Site information
- Type: Satellite Control Centre
- Owner: Russian Aerospace Forces
- Controlled by: Russian Space Forces
- Condition: Operational

Location
- Coordinates: 55°35′38″N 37°02′49″E﻿ / ﻿55.594°N 37.047°E

Site history
- Built: 1957
- Events: Orbital station Mir

= Titov Main Test and Space Systems Control Centre =

The Titov Main Test and Space Systems Control Centre (Главный испытательный центр испытаний и управления космическими средствами (ГИЦИУ КС)) (also referenced as the Titov Space Control Centre and Titov Space Centre) is the main Russian military and commercial satellite control centre. It is run by the Russian Space Forces of the Russian Aerospace Forces. Located roughly 40 km southwest of Moscow in closed town of Krasnoznamensk, the centre was built in 1957 as part of the Soviet space program, and was known by the name of Golitsyno-2.

==History==
A resolution of the Council of Ministers of 30 January 1956 provided for the establishment of a command and control complex for the first flight satellites. Work on the construction of the centre began on May 8, 1957. GITSIU COP and subordinate military units together with the Mission Control Centre support the entire space programme.
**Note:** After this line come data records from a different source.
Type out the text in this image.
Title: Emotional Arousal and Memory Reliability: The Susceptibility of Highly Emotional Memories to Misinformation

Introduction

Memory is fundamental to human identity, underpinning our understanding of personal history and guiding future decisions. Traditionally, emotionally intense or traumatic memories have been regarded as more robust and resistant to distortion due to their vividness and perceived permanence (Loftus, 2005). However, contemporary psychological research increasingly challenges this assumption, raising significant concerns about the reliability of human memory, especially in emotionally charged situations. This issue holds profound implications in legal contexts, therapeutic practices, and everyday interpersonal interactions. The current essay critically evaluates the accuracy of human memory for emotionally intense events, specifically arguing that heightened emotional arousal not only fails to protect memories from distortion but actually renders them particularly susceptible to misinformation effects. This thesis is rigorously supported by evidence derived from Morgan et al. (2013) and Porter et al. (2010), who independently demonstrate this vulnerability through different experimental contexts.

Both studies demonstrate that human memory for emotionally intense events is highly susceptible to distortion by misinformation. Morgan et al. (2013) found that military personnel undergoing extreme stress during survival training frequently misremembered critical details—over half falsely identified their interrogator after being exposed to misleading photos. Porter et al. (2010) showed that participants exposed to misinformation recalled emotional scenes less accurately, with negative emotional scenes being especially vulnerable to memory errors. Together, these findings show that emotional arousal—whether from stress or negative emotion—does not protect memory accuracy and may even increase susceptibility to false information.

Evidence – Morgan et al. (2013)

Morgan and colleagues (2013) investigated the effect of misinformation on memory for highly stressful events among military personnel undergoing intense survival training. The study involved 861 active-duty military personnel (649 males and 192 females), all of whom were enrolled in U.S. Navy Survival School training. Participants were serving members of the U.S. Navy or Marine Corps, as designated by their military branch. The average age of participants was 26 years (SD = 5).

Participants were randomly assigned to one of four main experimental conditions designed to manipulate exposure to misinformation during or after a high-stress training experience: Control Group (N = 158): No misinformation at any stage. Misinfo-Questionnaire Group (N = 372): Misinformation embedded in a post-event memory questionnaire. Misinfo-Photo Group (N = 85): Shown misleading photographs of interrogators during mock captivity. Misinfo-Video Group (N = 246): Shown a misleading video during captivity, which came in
The military is responsible for the condition of many domestic orbital systems — military, scientific, manned and other. Specialists at the main centre started working with the first launches, first artificial satellite, the first manned flight into space. They also worked on Soviet Moonwalkers (lunokhody), and on the programme for the orbital station Mir, right up until the last seconds of its existence. Now among their many tasks is work with the International Space Station.

==Centre==
Currently the Centre manages 75% of the domestic Russian orbital spacecraft constellation. By order of the Russian president on 14 August 2001, the centre was named after Gherman Titov, to honour the second human to orbit the Earth, who had been one of the leaders of the Centre.

The centre has locations throughout Russia involved in testing, measuring and certifying equipment which are subordinated to the main centre.